After my first ride, I was hooked. In fact, it gave me a new appreciation for riding. There are some tradeoffs, though. Here are some measures you'll have to take before participating in track day riding:
Protective Gear - Track day riding requires special PPE to keep riders safe, including:
•An undamaged, full-face Department of Transportation- or Snell-approved helmet
•Full-leather gloves that cover the wrist by two inches
•Leather boots that cover the ankle and protect the shins
•A one-piece, full-leather race suit
•For extra protection, riders can also add chest and back protectors, padded hip under-garment shorts and hearing protection
As you can see, track day riding can be expensive. However, the cost of the equipment is minimal when you compare it to the value of the lives of those participating. In my opinion, it's money well spent. I purchased the best gear that I could afford because I wanted the best protection available. Cheap gear doesn't offer the best protection. Remember, you get what you pay for.

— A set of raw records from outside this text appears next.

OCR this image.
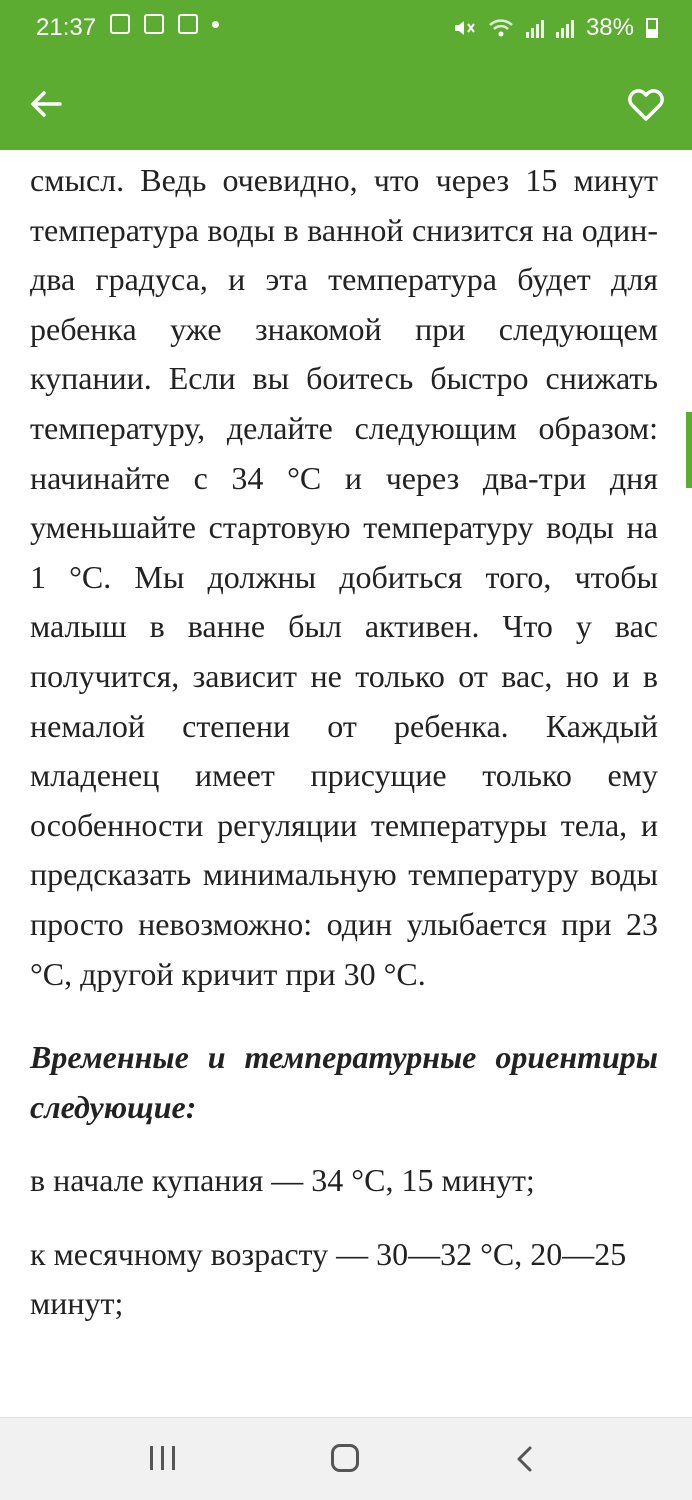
21:37	38%

смысл. Ведь очевидно, что через 15 минут температура воды в ванной снизится на один-два градуса, и эта температура будет для ребенка уже знакомой при следующем купании. Если вы боитесь быстро снижать температуру, делайте следующим образом: начинайте с 34 °С и через два-три дня уменьшайте стартовую температуру воды на 1 °С. Мы должны добиться того, чтобы малыш в ванне был активен. Что у вас получится, зависит не только от вас, но и в немалой степени от ребенка. Каждый младенец имеет присущие только ему особенности регуляции температуры тела, и предсказать минимальную температуру воды просто невозможно: один улыбается при 23 °С, другой кричит при 30 °С.

Временные и температурные ориентиры следующие:

в начале купания — 34 °С, 15 минут;

к месячному возрасту — 30—32 °С, 20—25 минут;
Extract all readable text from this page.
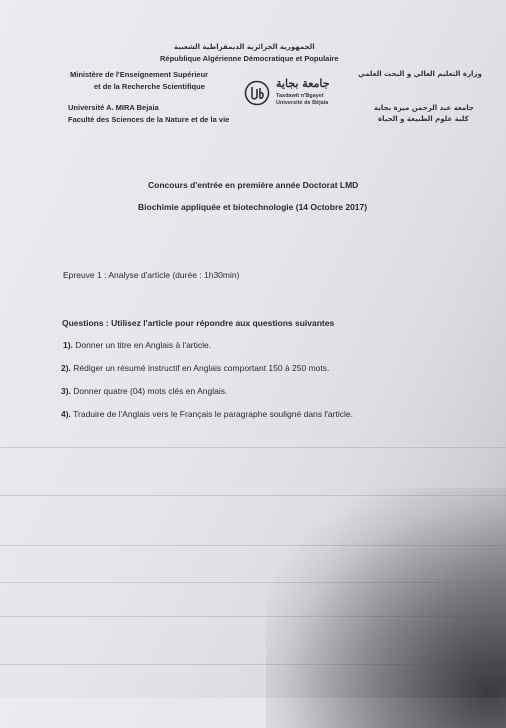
الجمهورية الجزائرية الديمقراطية الشعبية
République Algérienne Démocratique et Populaire
Ministère de l'Enseignement Supérieur
et de la Recherche Scientifique
وزارة التعليم العالي و البحث العلمي
جامعة بجاية
Tasdawit n'Bgayet
Université de Béjaïa
Université A. MIRA Bejaia
Faculté des Sciences de la Nature et de la vie
جامعة عبد الرحمن ميرة بجاية
كلية علوم الطبيعة و الحياة
Concours d'entrée en première année Doctorat LMD
Biochimie appliquée et biotechnologie (14 Octobre 2017)
Epreuve 1 : Analyse d'article (durée : 1h30min)
Questions : Utilisez l'article pour répondre aux questions suivantes
1). Donner un titre en Anglais à l'article.
2). Rédiger un résumé instructif en Anglais comportant 150 à 250 mots.
3). Donner quatre (04) mots clés en Anglais.
4). Traduire de l'Anglais vers le Français le paragraphe souligné dans l'article.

Bike Prep - There are a few requirements your motorcycle must undergo before you can ride, including:
•Tires and brakes should be in new or nearly new condition
•Disconnect or remove the fuses for the lights (check to ensure the bike operates normally after this step)
•Tape over all lenses and mirrors. No lights should be visible or "bleed through." Also tape over the speedometer. The reason for taping is to eliminate the distractions to you and fellow riders. By reducing distractions, we're able to focus on what is important - rider safety!

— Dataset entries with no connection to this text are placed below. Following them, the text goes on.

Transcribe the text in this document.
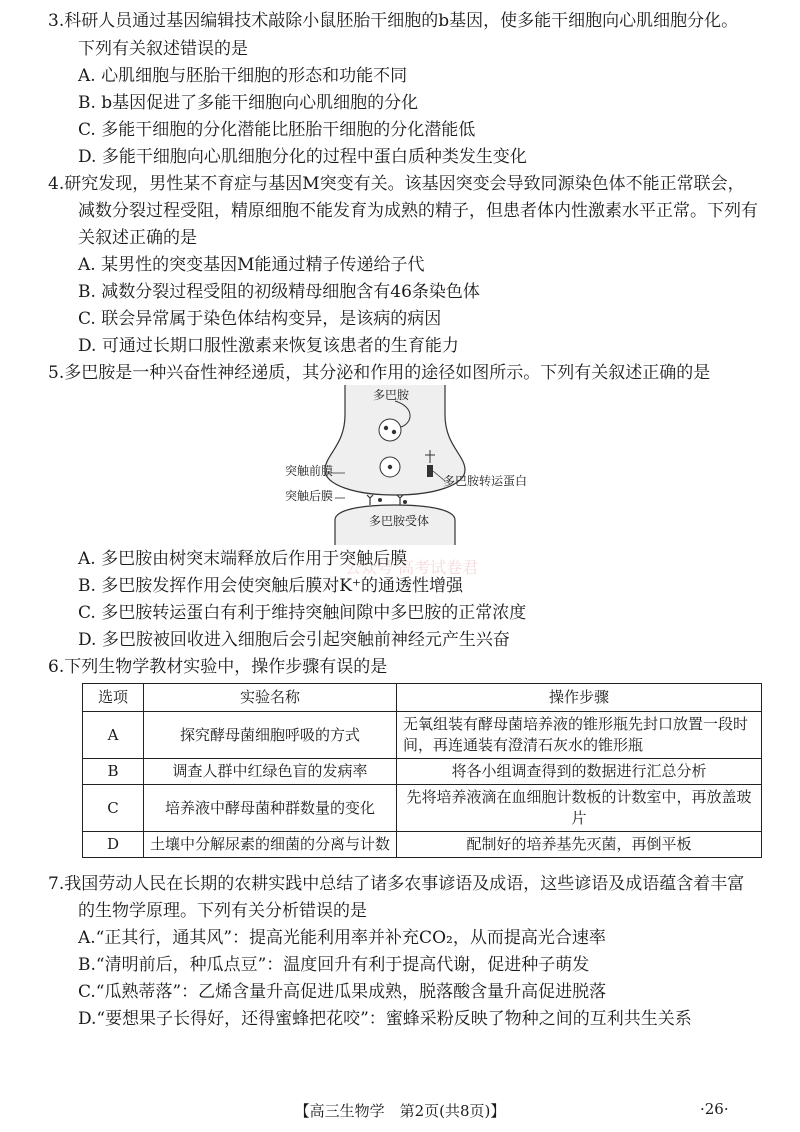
3.科研人员通过基因编辑技术敲除小鼠胚胎干细胞的b基因，使多能干细胞向心肌细胞分化。
下列有关叙述错误的是
A. 心肌细胞与胚胎干细胞的形态和功能不同
B. b基因促进了多能干细胞向心肌细胞的分化
C. 多能干细胞的分化潜能比胚胎干细胞的分化潜能低
D. 多能干细胞向心肌细胞分化的过程中蛋白质种类发生变化
4.研究发现，男性某不育症与基因M突变有关。该基因突变会导致同源染色体不能正常联会，
减数分裂过程受阻，精原细胞不能发育为成熟的精子，但患者体内性激素水平正常。下列有
关叙述正确的是
A. 某男性的突变基因M能通过精子传递给子代
B. 减数分裂过程受阻的初级精母细胞含有46条染色体
C. 联会异常属于染色体结构变异，是该病的病因
D. 可通过长期口服性激素来恢复该患者的生育能力
5.多巴胺是一种兴奋性神经递质，其分泌和作用的途径如图所示。下列有关叙述正确的是
多巴胺
突触前膜
突触后膜
多巴胺转运蛋白
多巴胺受体
公众号 高考试卷君
A. 多巴胺由树突末端释放后作用于突触后膜
B. 多巴胺发挥作用会使突触后膜对K⁺的通透性增强
C. 多巴胺转运蛋白有利于维持突触间隙中多巴胺的正常浓度
D. 多巴胺被回收进入细胞后会引起突触前神经元产生兴奋
6.下列生物学教材实验中，操作步骤有误的是
选项	实验名称	操作步骤
A	探究酵母菌细胞呼吸的方式	无氧组装有酵母菌培养液的锥形瓶先封口放置一段时
间，再连通装有澄清石灰水的锥形瓶

B	调查人群中红绿色盲的发病率	将各小组调查得到的数据进行汇总分析
C	培养液中酵母菌种群数量的变化	先将培养液滴在血细胞计数板的计数室中，再放盖玻片
D	土壤中分解尿素的细菌的分离与计数	配制好的培养基先灭菌，再倒平板
7.我国劳动人民在长期的农耕实践中总结了诸多农事谚语及成语，这些谚语及成语蕴含着丰富
的生物学原理。下列有关分析错误的是
A.“正其行，通其风”：提高光能利用率并补充CO₂，从而提高光合速率
B.“清明前后，种瓜点豆”：温度回升有利于提高代谢，促进种子萌发
C.“瓜熟蒂落”：乙烯含量升高促进瓜果成熟，脱落酸含量升高促进脱落
D.“要想果子长得好，还得蜜蜂把花咬”：蜜蜂采粉反映了物种之间的互利共生关系
【高三生物学　第2页(共8页)】	·26·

•The bike does not need to be safety wired, but wiring the oil drain and fill caps is highly recommended and easy to do.
•Taping wheel weights is required. Duct tape works well.
•Draining the antifreeze and replacing it with pure water or water wetter additive is recommended but not required.

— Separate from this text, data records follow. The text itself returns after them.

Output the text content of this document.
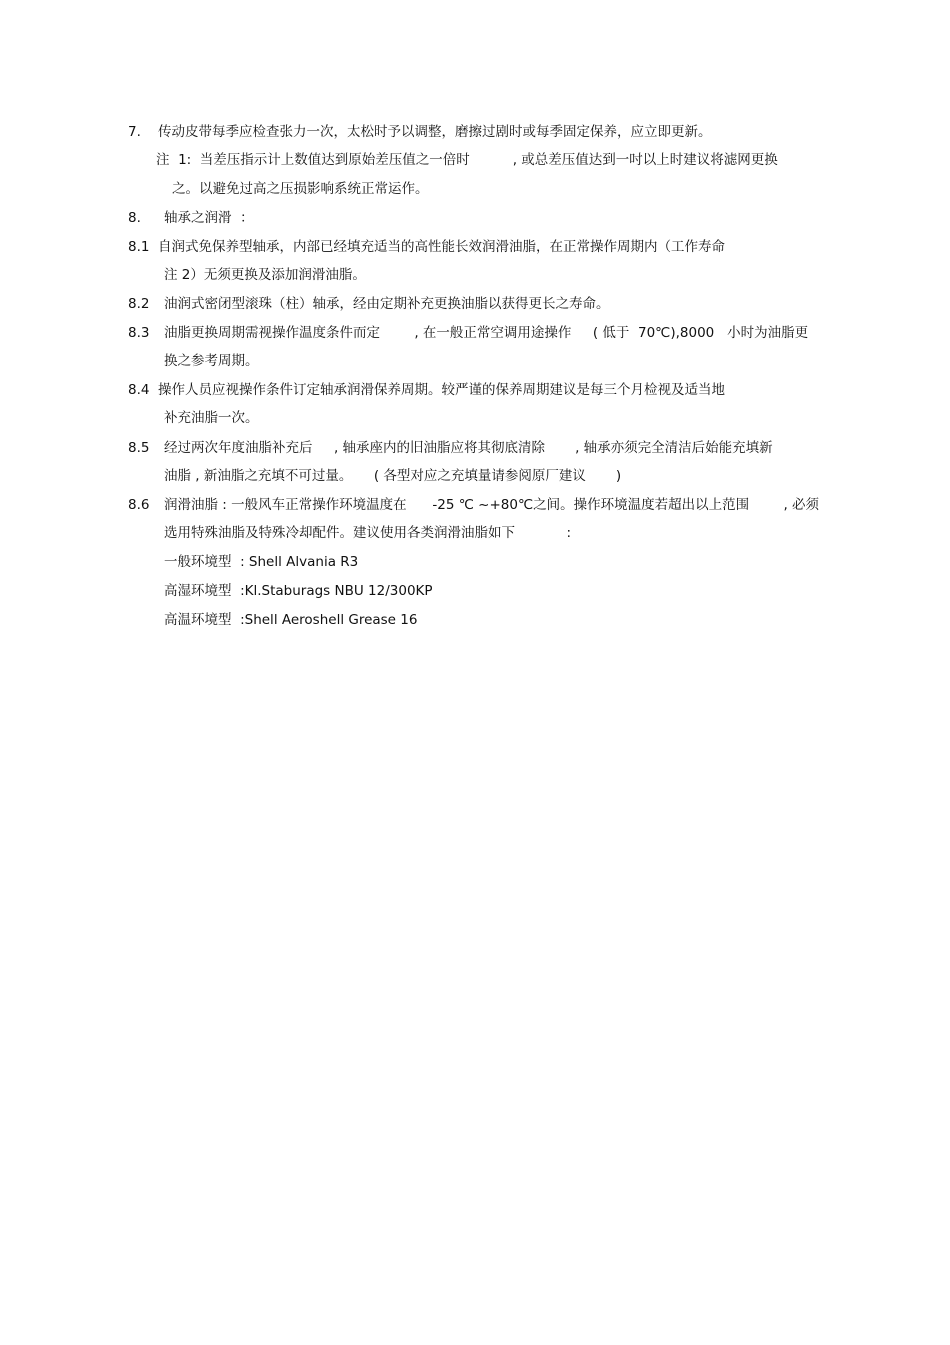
7. 传动皮带每季应检查张力一次，太松时予以调整，磨擦过剧时或每季固定保养，应立即更新。
注  1:  当差压指示计上数值达到原始差压值之一倍时          , 或总差压值达到一吋以上时建议将滤网更换
之。以避免过高之压损影响系统正常运作。
8. 轴承之润滑  ：
8.1 自润式免保养型轴承，内部已经填充适当的高性能长效润滑油脂，在正常操作周期内（工作寿命
注 2）无须更换及添加润滑油脂。
8.2 油润式密闭型滚珠（柱）轴承，经由定期补充更换油脂以获得更长之寿命。
8.3 油脂更换周期需视操作温度条件而定        , 在一般正常空调用途操作     ( 低于  70℃),8000   小时为油脂更
换之参考周期。
8.4 操作人员应视操作条件订定轴承润滑保养周期。较严谨的保养周期建议是每三个月检视及适当地
补充油脂一次。
8.5 经过两次年度油脂补充后     , 轴承座内的旧油脂应将其彻底清除       , 轴承亦须完全清洁后始能充填新
油脂 , 新油脂之充填不可过量。     ( 各型对应之充填量请参阅原厂建议       )
8.6 润滑油脂 : 一般风车正常操作环境温度在      -25 ℃ ~+80℃之间。操作环境温度若超出以上范围        , 必须
选用特殊油脂及特殊冷却配件。建议使用各类润滑油脂如下            :
一般环境型  : Shell Alvania R3
高湿环境型  :Kl.Staburags NBU 12/300KP
高温环境型  :Shell Aeroshell Grease 16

Tech Inspection - The final step before you can ride on the track is to have a technical inspection performed on the bike and your equipment. This will be performed at the track by certified personnel. Helmets and all riding gear must be presented at the tech inspection area. Precision staff will perform an overall visual and tactile assessment checking for issues such as leaks, loose fittings or other safety concerns. Your bike and gear must pass tech inspection each day before getting on the track. Other inspection items include:
•Crisp throttle return mechanism
•Hand controls are intact, with properly tightened levers and grips in good condition
•Foot controls properly attached and nothing loose or with excessive play and no missing bolts
•Chain properly adjusted -- generally one inch of slack above the swing arm, but check your owner's manual for manufacturer recommended tension and adjust prior to event
•Tires in new or nearly new condition
•Wheel weights securely taped (use duct tape or something similar)
Now that you know your bike is safe for the track, you must determine what ability group/level you need to ride. The groups are based on skill level and track experience. There are three levels - beginner, intermediate and advanced street rider/racer. The beginner and intermediate groups offer classroom instruction to teach you proper riding techniques and the proper race line around the track. This is the key to going around the track in a fast and safe manner.
For me, track day riding opened up a whole new world of motorcycle enjoyment. It's also the perfect option for those who want to fulfill their need for speed. If you're looking for a new challenge, take that sport bike to the track and stop racing down public streets. You're only putting your life and the lives of others in danger.